Once we confirmed positioning, this nitinol stent was deployed. We then
deployed a second 36 mm x 120 mm ZDES stent. It was overlapped with the
prior 46 mm stent by 1 Z-stent. This extended stent down below the renal
arteries. There was still some residual unstented aorta approximately 5 cm
in length between the terminal point of the 36 x 120 stent from the aortic
bifurcation and yet the dissection extended down both iliac arteries and
was markedly compromising true lumen inflow to the right. Therefore, we
wanted to stent all the way to the aortic bifurcation; therefore, a third
ZDES stent 36 mm x 80 mm was positioned such that its terminal aspect was
right at the aortic bifurcation. Once we confirmed its positioning with an
aortogram, we then deployed it and then performed a completion aortogram
confirming excellent positioning of all the stent grafts. We then
performed a completion aortogram of the aortic arch confirmed no type 1 or
type 2 endoleaks. We then advanced the intravascular ultrasound probe
again over the Lunderquist guidewire and confirmed patency of both renal
arteries, the celiac and SMA arteries. We then removed the Gore DrySeal
sheath and repaired the left common femoral artery primarily using running
5-0 Prolene suture after placing proximal and distal clamps. Following
completion, we then waited until the ACT had fallen to near normal. We
then closed both the left groin and the left base of the neck incisions in
layers with running absorbable sutures. We left a 15-French Jackson-Pratt
drain in the bed of the base of the left neck incision bringing it out
through a separate stab incision. Following closure of both wounds, we
then turned the case over to ------- who wanted to perform an EGD
to examine the esophagus given concerns about its disruption on the chest
CT done earlier. Please refer to the details for that operative procedure.

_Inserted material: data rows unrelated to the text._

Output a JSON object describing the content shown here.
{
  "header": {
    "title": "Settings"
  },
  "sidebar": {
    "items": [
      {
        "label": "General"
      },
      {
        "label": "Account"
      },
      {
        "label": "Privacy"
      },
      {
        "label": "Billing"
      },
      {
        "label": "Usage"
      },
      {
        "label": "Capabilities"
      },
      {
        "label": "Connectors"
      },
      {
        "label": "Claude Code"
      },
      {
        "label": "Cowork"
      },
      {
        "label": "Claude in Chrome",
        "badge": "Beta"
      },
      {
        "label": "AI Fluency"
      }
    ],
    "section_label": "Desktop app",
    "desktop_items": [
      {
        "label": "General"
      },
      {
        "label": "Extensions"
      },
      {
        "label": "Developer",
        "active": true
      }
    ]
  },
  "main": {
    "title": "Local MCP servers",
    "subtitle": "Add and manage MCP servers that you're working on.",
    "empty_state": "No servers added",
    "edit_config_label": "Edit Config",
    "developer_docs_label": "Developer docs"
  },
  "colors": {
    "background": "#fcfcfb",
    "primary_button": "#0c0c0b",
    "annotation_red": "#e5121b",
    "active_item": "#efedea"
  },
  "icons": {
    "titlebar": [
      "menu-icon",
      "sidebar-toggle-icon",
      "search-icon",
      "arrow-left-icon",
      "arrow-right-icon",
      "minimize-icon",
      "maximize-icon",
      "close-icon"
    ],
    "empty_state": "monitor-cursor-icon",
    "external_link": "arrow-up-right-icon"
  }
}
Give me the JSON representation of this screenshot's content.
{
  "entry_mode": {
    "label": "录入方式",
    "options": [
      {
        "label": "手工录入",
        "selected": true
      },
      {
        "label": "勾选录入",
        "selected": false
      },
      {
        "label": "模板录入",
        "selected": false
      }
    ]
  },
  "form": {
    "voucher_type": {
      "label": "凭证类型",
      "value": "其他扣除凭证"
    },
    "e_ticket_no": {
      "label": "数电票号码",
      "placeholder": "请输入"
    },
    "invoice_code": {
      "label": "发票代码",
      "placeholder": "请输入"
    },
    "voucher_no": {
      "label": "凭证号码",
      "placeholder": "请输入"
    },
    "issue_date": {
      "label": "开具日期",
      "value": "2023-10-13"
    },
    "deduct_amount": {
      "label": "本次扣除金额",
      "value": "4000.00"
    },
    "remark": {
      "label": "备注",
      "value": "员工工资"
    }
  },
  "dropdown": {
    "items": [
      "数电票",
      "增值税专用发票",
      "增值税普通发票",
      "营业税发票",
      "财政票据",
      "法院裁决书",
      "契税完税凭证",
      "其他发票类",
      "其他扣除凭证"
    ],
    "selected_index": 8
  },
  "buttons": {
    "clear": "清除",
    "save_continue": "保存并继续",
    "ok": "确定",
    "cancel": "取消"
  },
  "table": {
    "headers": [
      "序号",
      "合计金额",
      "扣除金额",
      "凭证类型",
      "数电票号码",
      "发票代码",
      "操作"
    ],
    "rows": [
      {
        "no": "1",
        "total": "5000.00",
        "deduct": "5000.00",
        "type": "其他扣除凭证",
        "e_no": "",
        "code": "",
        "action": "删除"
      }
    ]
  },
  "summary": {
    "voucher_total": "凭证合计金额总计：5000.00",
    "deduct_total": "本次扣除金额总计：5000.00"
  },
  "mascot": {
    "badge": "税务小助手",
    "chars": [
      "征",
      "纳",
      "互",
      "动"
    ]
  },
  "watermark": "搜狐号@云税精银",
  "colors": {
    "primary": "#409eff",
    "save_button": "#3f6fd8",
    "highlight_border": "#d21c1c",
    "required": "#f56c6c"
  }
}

Of note, throughout the entire procedure, we monitored the patient with
continuous EEG and intermittent MEPs as well as continuous SSEPs. His
lower extremity and upper extremity signals for both MEP and SSEPs remained
at baseline for the entire reconstruction with 1 exception. During the
left subclavian to left common carotid transposition, we lost left upper
extremity SSEPs signals due to cross-clamping the left subclavian artery as
soon as that vessel was revascularized, there was return to normal baseline
evoked potentials in the left upper extremity as well.